The Metropolitan Transportation Authority (MTA) announced its commitment to reducing the emissions that result from operations of the authority’s trains, buses, and facilities by at least 85% by 2040 from a 2015 baseline.
At the same time, the authority released a new analysis showing that the MTA allows New Yorkers to avoid emitting 20 million metric tons of carbon annually, by keeping cars off the road, reducing congestion, and enabling high-density neighborhoods.
“There is no denying the urgent need to address the climate crisis, and the MTA is a double solution, first by providing New Yorkers with environmentally sustainable form of transportation, and second by finding innovative ways to reduce our own emissions,” said Janno Lieber, MTA CEO. “Now more than ever, New Yorkers can feel confident that by riding the MTA they are doing their own part to reduce climate impacts.”
The MTA said it will be able to achieve these emissions reductions without compromising the authority’s inherently sustainable mass transit operations.
MTA's Approach to Cut Emissions
Steps to slashing greenhouse gas emissions include:
- Updating Facilities: MTA will update legacy systems in shops, depots, yards, and stations, with energy-efficient tech and low- or no-emissions systems as part of its capital program investments. As an example, the MTA will upgrade HVAC and lighting systems to be more energy efficient, identify opportunities to transition away from fossil fuel heating systems where feasible and invest in solar panel installations on facility rooftops.
- Transitioning Fleets: The MTA will take steps to reduce emissions associated with all fleets. Notably, the MTA will transition its entire bus fleet of 5,800 buses to zero-emission alternatives by 2040. In 2019, the MTA purchased 15 electric buses and installed 16 chargers at the MJ Quill Depot.

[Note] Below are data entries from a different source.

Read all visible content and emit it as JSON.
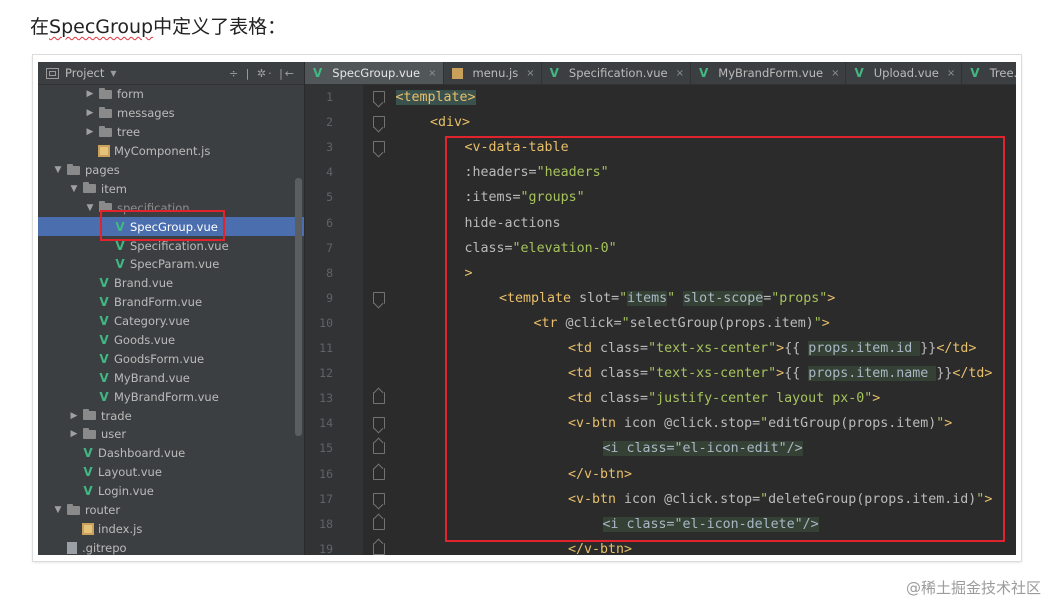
{
  "heading": {
    "prefix": "在",
    "spell_word": "SpecGroup",
    "suffix": "中定义了表格："
  },
  "project_panel": {
    "title": "Project",
    "tools": "÷ | ✲· |←"
  },
  "tree": [
    {
      "label": "form",
      "kind": "folder",
      "indent": 2,
      "arrow": "right"
    },
    {
      "label": "messages",
      "kind": "folder",
      "indent": 2,
      "arrow": "right"
    },
    {
      "label": "tree",
      "kind": "folder",
      "indent": 2,
      "arrow": "right"
    },
    {
      "label": "MyComponent.js",
      "kind": "js",
      "indent": 2,
      "arrow": ""
    },
    {
      "label": "pages",
      "kind": "folder",
      "indent": 0,
      "arrow": "down"
    },
    {
      "label": "item",
      "kind": "folder",
      "indent": 1,
      "arrow": "down"
    },
    {
      "label": "specification",
      "kind": "folder",
      "indent": 2,
      "arrow": "down"
    },
    {
      "label": "SpecGroup.vue",
      "kind": "vue",
      "indent": 3,
      "arrow": "",
      "selected": true
    },
    {
      "label": "Specification.vue",
      "kind": "vue",
      "indent": 3,
      "arrow": ""
    },
    {
      "label": "SpecParam.vue",
      "kind": "vue",
      "indent": 3,
      "arrow": ""
    },
    {
      "label": "Brand.vue",
      "kind": "vue",
      "indent": 2,
      "arrow": ""
    },
    {
      "label": "BrandForm.vue",
      "kind": "vue",
      "indent": 2,
      "arrow": ""
    },
    {
      "label": "Category.vue",
      "kind": "vue",
      "indent": 2,
      "arrow": ""
    },
    {
      "label": "Goods.vue",
      "kind": "vue",
      "indent": 2,
      "arrow": ""
    },
    {
      "label": "GoodsForm.vue",
      "kind": "vue",
      "indent": 2,
      "arrow": ""
    },
    {
      "label": "MyBrand.vue",
      "kind": "vue",
      "indent": 2,
      "arrow": ""
    },
    {
      "label": "MyBrandForm.vue",
      "kind": "vue",
      "indent": 2,
      "arrow": ""
    },
    {
      "label": "trade",
      "kind": "folder",
      "indent": 1,
      "arrow": "right"
    },
    {
      "label": "user",
      "kind": "folder",
      "indent": 1,
      "arrow": "right"
    },
    {
      "label": "Dashboard.vue",
      "kind": "vue",
      "indent": 1,
      "arrow": ""
    },
    {
      "label": "Layout.vue",
      "kind": "vue",
      "indent": 1,
      "arrow": ""
    },
    {
      "label": "Login.vue",
      "kind": "vue",
      "indent": 1,
      "arrow": ""
    },
    {
      "label": "router",
      "kind": "folder",
      "indent": 0,
      "arrow": "down"
    },
    {
      "label": "index.js",
      "kind": "js",
      "indent": 1,
      "arrow": ""
    },
    {
      "label": ".gitrepo",
      "kind": "file",
      "indent": 0,
      "arrow": ""
    }
  ],
  "tabs": [
    {
      "label": "SpecGroup.vue",
      "icon": "vue",
      "active": true,
      "close": "×"
    },
    {
      "label": "menu.js",
      "icon": "js",
      "active": false,
      "close": "×"
    },
    {
      "label": "Specification.vue",
      "icon": "vue",
      "active": false,
      "close": "×"
    },
    {
      "label": "MyBrandForm.vue",
      "icon": "vue",
      "active": false,
      "close": "×"
    },
    {
      "label": "Upload.vue",
      "icon": "vue",
      "active": false,
      "close": "×"
    },
    {
      "label": "Tree.vue",
      "icon": "vue",
      "active": false,
      "close": ""
    }
  ],
  "code_lines": [
    {
      "n": "1",
      "indent": 0,
      "tokens": [
        [
          "hlt",
          "<template>"
        ]
      ]
    },
    {
      "n": "2",
      "indent": 1,
      "tokens": [
        [
          "tag",
          "<div>"
        ]
      ]
    },
    {
      "n": "3",
      "indent": 2,
      "tokens": [
        [
          "tag",
          "<v-data-table"
        ]
      ]
    },
    {
      "n": "4",
      "indent": 2,
      "tokens": [
        [
          "attr",
          ":headers="
        ],
        [
          "str",
          "\"headers\""
        ]
      ]
    },
    {
      "n": "5",
      "indent": 2,
      "tokens": [
        [
          "attr",
          ":items="
        ],
        [
          "str",
          "\"groups\""
        ]
      ]
    },
    {
      "n": "6",
      "indent": 2,
      "tokens": [
        [
          "attr",
          "hide-actions"
        ]
      ]
    },
    {
      "n": "7",
      "indent": 2,
      "tokens": [
        [
          "attr",
          "class="
        ],
        [
          "str",
          "\"elevation-0\""
        ]
      ]
    },
    {
      "n": "8",
      "indent": 2,
      "tokens": [
        [
          "tag",
          ">"
        ]
      ]
    },
    {
      "n": "9",
      "indent": 3,
      "tokens": [
        [
          "tag",
          "<template "
        ],
        [
          "attr",
          "slot="
        ],
        [
          "str",
          "\""
        ],
        [
          "hl",
          "items"
        ],
        [
          "str",
          "\""
        ],
        [
          "attr",
          " "
        ],
        [
          "hl",
          "slot-scope"
        ],
        [
          "attr",
          "="
        ],
        [
          "str",
          "\"props\""
        ],
        [
          "tag",
          ">"
        ]
      ]
    },
    {
      "n": "10",
      "indent": 4,
      "tokens": [
        [
          "tag",
          "<tr "
        ],
        [
          "attr",
          "@click="
        ],
        [
          "str",
          "\""
        ],
        [
          "attr",
          "selectGroup(props.item)"
        ],
        [
          "str",
          "\""
        ],
        [
          "tag",
          ">"
        ]
      ]
    },
    {
      "n": "11",
      "indent": 5,
      "tokens": [
        [
          "tag",
          "<td "
        ],
        [
          "attr",
          "class="
        ],
        [
          "str",
          "\"text-xs-center\""
        ],
        [
          "tag",
          ">"
        ],
        [
          "attr",
          "{{ "
        ],
        [
          "hl",
          "props.item.id "
        ],
        [
          "attr",
          "}}"
        ],
        [
          "tag",
          "</td>"
        ]
      ]
    },
    {
      "n": "12",
      "indent": 5,
      "tokens": [
        [
          "tag",
          "<td "
        ],
        [
          "attr",
          "class="
        ],
        [
          "str",
          "\"text-xs-center\""
        ],
        [
          "tag",
          ">"
        ],
        [
          "attr",
          "{{ "
        ],
        [
          "hl",
          "props.item.name "
        ],
        [
          "attr",
          "}}"
        ],
        [
          "tag",
          "</td>"
        ]
      ]
    },
    {
      "n": "13",
      "indent": 5,
      "tokens": [
        [
          "tag",
          "<td "
        ],
        [
          "attr",
          "class="
        ],
        [
          "str",
          "\"justify-center layout px-0\""
        ],
        [
          "tag",
          ">"
        ]
      ]
    },
    {
      "n": "14",
      "indent": 5,
      "tokens": [
        [
          "tag",
          "<v-btn "
        ],
        [
          "attr",
          "icon @click.stop="
        ],
        [
          "str",
          "\""
        ],
        [
          "attr",
          "editGroup(props.item)"
        ],
        [
          "str",
          "\""
        ],
        [
          "tag",
          ">"
        ]
      ]
    },
    {
      "n": "15",
      "indent": 6,
      "tokens": [
        [
          "hl",
          "<i class=\"el-icon-edit\"/>"
        ]
      ]
    },
    {
      "n": "16",
      "indent": 5,
      "tokens": [
        [
          "tag",
          "</v-btn>"
        ]
      ]
    },
    {
      "n": "17",
      "indent": 5,
      "tokens": [
        [
          "tag",
          "<v-btn "
        ],
        [
          "attr",
          "icon @click.stop="
        ],
        [
          "str",
          "\""
        ],
        [
          "attr",
          "deleteGroup(props.item.id)"
        ],
        [
          "str",
          "\""
        ],
        [
          "tag",
          ">"
        ]
      ]
    },
    {
      "n": "18",
      "indent": 6,
      "tokens": [
        [
          "hl",
          "<i class=\"el-icon-delete\"/>"
        ]
      ]
    },
    {
      "n": "19",
      "indent": 5,
      "tokens": [
        [
          "tag",
          "</v-btn>"
        ]
      ]
    }
  ],
  "watermark": "@稀土掘金技术社区",
  "colors": {
    "highlight_box": "#e0232d",
    "selection": "#4b6eaf",
    "vue_icon": "#41b883"
  }
}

Work on the path to a full transition by 2040 includes taking delivery of the pilot buses from our 60 all-electric bus order, awarding the procurement of 470 all-electric buses, equipping bus depots with new charging infrastructure to support the MTA's growing electric bus fleet, and expanding a depot-based workforce training program for zero-emissions.
- Increasing Energy Efficiency: By using energy management technologies, regenerative energy, and power storage, and deploying on-site renewable energy installations. As an example, the MTA is already installing remote controls for third rail heaters to reduce energy usage, one of over 200 efficiency projects the MTA has already completed across its agencies.
“Subways and buses are moving over five million people daily, a feat that would take millions of cars to accomplish,” said Richard Davey, New York City Transit president. “Simply deciding to take transit daily is good for the environment. With New York City Transit’s commitment to a zero-emissions bus fleet by 2040, that daily decision to take the bus or subway will get even greener.”